On this basis, Dr. Brown concluded that the fireball was most likely affected by a lower velocity. “If the velocity is overestimated,” he said, “the object becomes, in a sense, within the realm of what we see in terms of other solar system objects bound.”

Dr. disagreed. Lube with this rejection.

“When I was educated as a physicist, I was told when you have a model and it doesn’t agree with the data, that means you have to revise your model,” he said, referring to measurements in a NASA catalog.

He also believes, unlike many of his colleagues, that US military sensors are trustworthy, although he lacks access to their raw readings. “They are responsible for national security,” said Dr. Loeb. “I think they know what they’re doing.” That he and his team found what they believe to be fragments of a 2014 meteorite at the location indicated by those measurements makes him even more certain.

The government is unlikely to declassify the accuracy of these devices’ data. So Dr. Loeb relies on a different kind of proof: He has sent the spheres to labs at Harvard, UC Berkeley, and Brucker in Germany for analysis and a thorough history. The balls are older than our solar system, or have a distinct isotopic signature, must be interstellar.

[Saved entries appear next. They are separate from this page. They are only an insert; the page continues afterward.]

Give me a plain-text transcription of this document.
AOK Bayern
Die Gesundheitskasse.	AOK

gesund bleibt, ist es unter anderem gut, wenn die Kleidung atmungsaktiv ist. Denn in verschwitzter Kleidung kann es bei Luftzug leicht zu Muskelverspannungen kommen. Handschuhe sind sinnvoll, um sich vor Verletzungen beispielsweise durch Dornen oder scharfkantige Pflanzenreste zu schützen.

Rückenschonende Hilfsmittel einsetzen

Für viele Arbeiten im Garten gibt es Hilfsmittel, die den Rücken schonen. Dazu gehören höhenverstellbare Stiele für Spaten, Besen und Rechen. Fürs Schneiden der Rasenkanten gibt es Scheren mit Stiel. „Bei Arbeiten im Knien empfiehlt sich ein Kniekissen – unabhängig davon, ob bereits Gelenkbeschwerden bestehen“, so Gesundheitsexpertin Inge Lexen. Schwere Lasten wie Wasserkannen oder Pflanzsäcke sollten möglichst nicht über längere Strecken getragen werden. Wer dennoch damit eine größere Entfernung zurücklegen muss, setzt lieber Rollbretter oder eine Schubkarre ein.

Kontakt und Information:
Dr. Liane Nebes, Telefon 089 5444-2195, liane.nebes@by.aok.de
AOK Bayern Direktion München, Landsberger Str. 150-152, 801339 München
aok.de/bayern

At Berkeley, Dr. Loeb performed some of the first examinations himself. Early tests revealed the presence of uranium and lead, and their abundance can be used to estimate the age of the material. Dr. Loeb claims that two of the spheres along the projected trajectory of the fireball appear to be as old as the universe itself.

This is in contrast to the ball recovered farther from the fireball’s path, which Dr. Loeb speculates is either geological in origin or from a different meteorite. He estimated that this ball is a few billion years old, compared to the age of our solar system.

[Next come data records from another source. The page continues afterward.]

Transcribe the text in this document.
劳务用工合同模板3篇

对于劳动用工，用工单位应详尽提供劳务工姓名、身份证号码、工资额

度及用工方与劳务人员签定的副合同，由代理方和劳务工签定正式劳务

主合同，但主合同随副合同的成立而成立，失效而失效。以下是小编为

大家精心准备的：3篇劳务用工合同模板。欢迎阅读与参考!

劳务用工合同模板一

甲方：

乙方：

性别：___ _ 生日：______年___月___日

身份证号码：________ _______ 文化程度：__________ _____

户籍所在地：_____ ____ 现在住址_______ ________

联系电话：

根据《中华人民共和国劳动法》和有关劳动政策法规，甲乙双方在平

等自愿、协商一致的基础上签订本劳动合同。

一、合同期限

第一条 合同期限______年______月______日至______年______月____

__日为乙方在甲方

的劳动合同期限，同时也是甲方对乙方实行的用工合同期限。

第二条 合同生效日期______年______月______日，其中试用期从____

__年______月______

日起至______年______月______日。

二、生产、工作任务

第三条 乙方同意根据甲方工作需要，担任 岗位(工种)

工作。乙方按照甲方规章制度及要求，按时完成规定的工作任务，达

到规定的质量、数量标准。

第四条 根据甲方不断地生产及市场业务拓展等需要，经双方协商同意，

But even if the fireball did indeed come from another cosmic neighborhood, more evidence is needed to show that the fireballs are linked to extraterrestrial life.

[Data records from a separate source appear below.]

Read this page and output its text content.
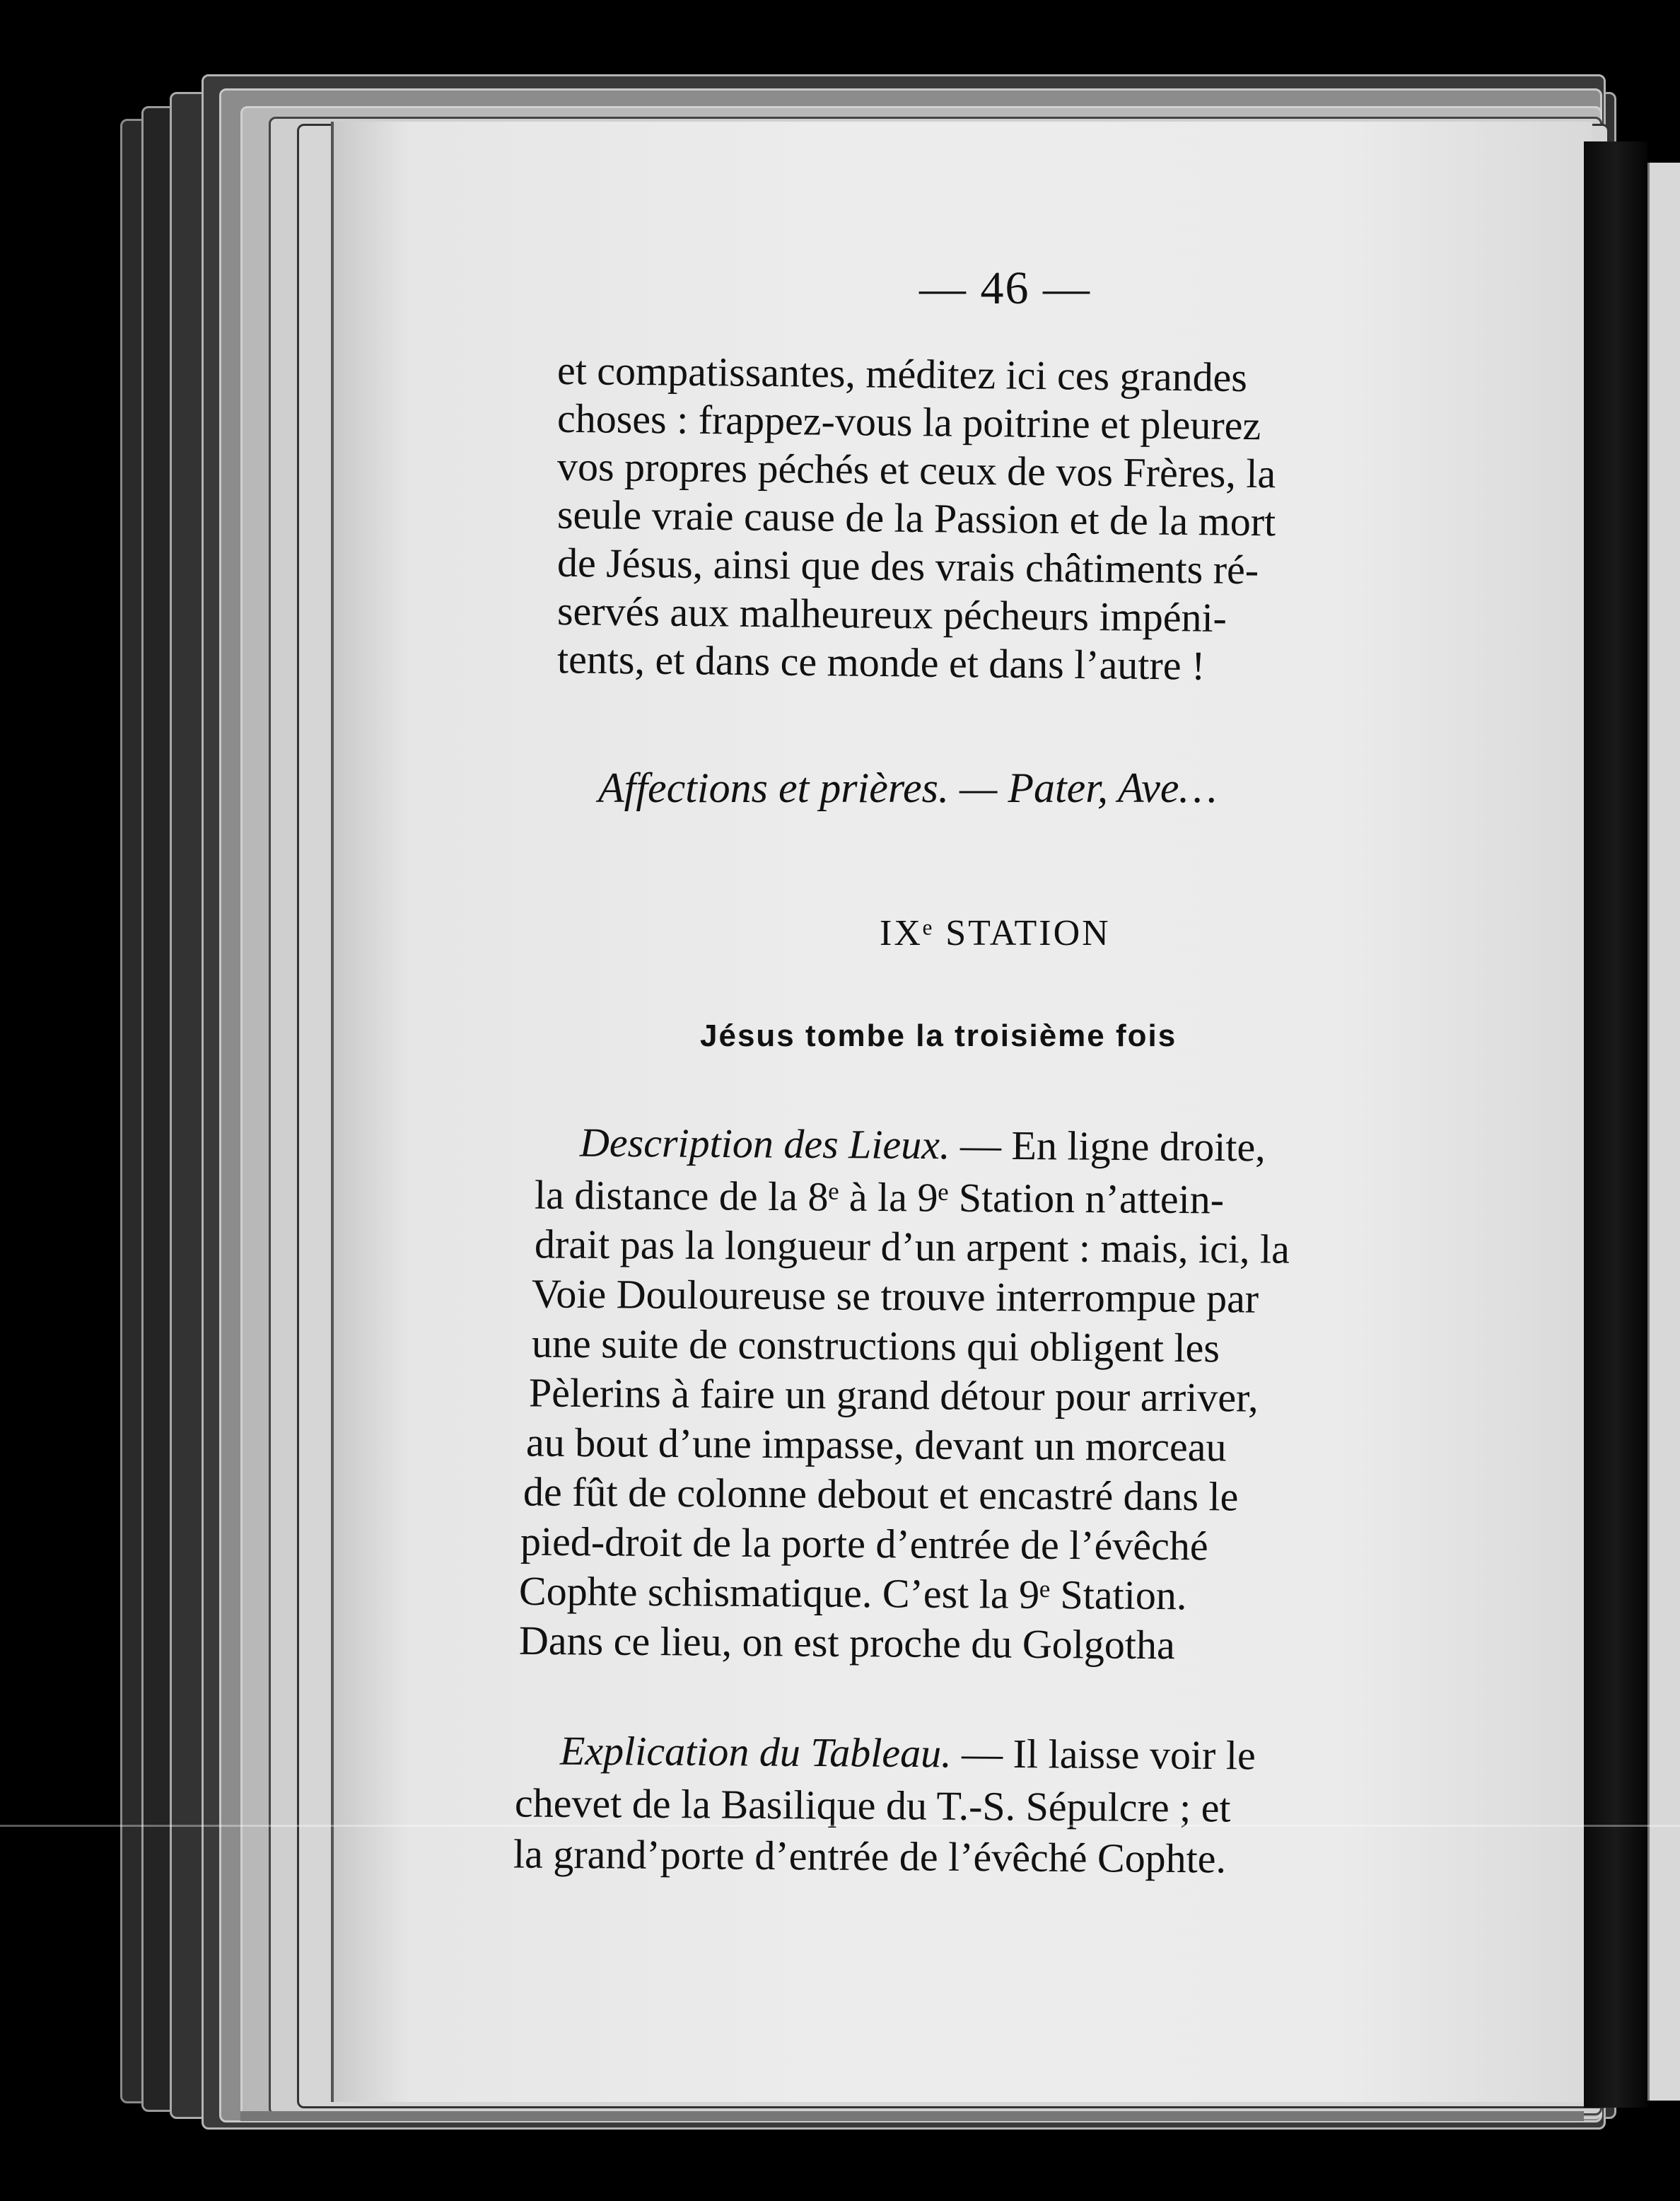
— 46 —
et compatissantes, méditez ici ces grandes
choses : frappez-vous la poitrine et pleurez
vos propres péchés et ceux de vos Frères, la
seule vraie cause de la Passion et de la mort
de Jésus, ainsi que des vrais châtiments ré-
servés aux malheureux pécheurs impéni-
tents, et dans ce monde et dans l’autre !
Affections et prières. — Pater, Ave…
IXᵉ STATION
Jésus tombe la troisième fois
Description des Lieux. — En ligne droite,
la distance de la 8ᵉ à la 9ᵉ Station n’attein-
drait pas la longueur d’un arpent : mais, ici, la
Voie Douloureuse se trouve interrompue par
une suite de constructions qui obligent les
Pèlerins à faire un grand détour pour arriver,
au bout d’une impasse, devant un morceau
de fût de colonne debout et encastré dans le
pied-droit de la porte d’entrée de l’évêché
Cophte schismatique. C’est la 9ᵉ Station.
Dans ce lieu, on est proche du Golgotha
Explication du Tableau. — Il laisse voir le
chevet de la Basilique du T.-S. Sépulcre ; et
la grand’porte d’entrée de l’évêché Cophte.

According to Don Brownlee, an astronomer at the University of Washington who used magnets to collect cosmic marbles from the seafloor in the 1970s, if the balls don’t contain nickel, they probably aren’t from a natural meteorite. On the other hand, he says, if no oxygen was found, it is unlikely that the substance would have passed through Earth’s atmosphere. Dr. has done. already lube written that early results revealed a nickel deficiency, but it did not mention oxygen.

He’s open to the possibility that he’s wrong, but he also likes to call out science stars in response to such concerns. “Einstein was wrong three times over,” he said, referring to supermassive black holes, gravitational waves, and quantum entanglement — all discoveries that have since been recognized with Nobel Prizes in Physics. “It’s useful to test ideas empirically,” said Dr. Loeb. “Let the guide be the guide.”

According to Dr. Desch, the meteorite community believes that interstellar objects are out there, and they’re eager for one of them to hit Earth — there’s been no solid evidence yet of that happening. “I just want to assure the public that scientists don’t make things up,” he said. “What the public sees in Loeb is not how science works. And they shouldn’t go so far as to think about that.”

The public may hear more from Dr. Loeb about cutting extra rocks from the sea floor. Later this year, his team plans to return to the waters north of Papua New Guinea to search for traces larger than the 2014 fireball. And in 2024, the team says it will visit a site off the coast of Portugal for the remains of a second meteorite that Dr. Loeb and Mr. Siraj have. confirmed He is out among the stars.

“He could be wrong, but we’ll never know unless we look,” said Rob McCallum, co-founder of EYOS Expeditions and primary organizer of the latest expedition.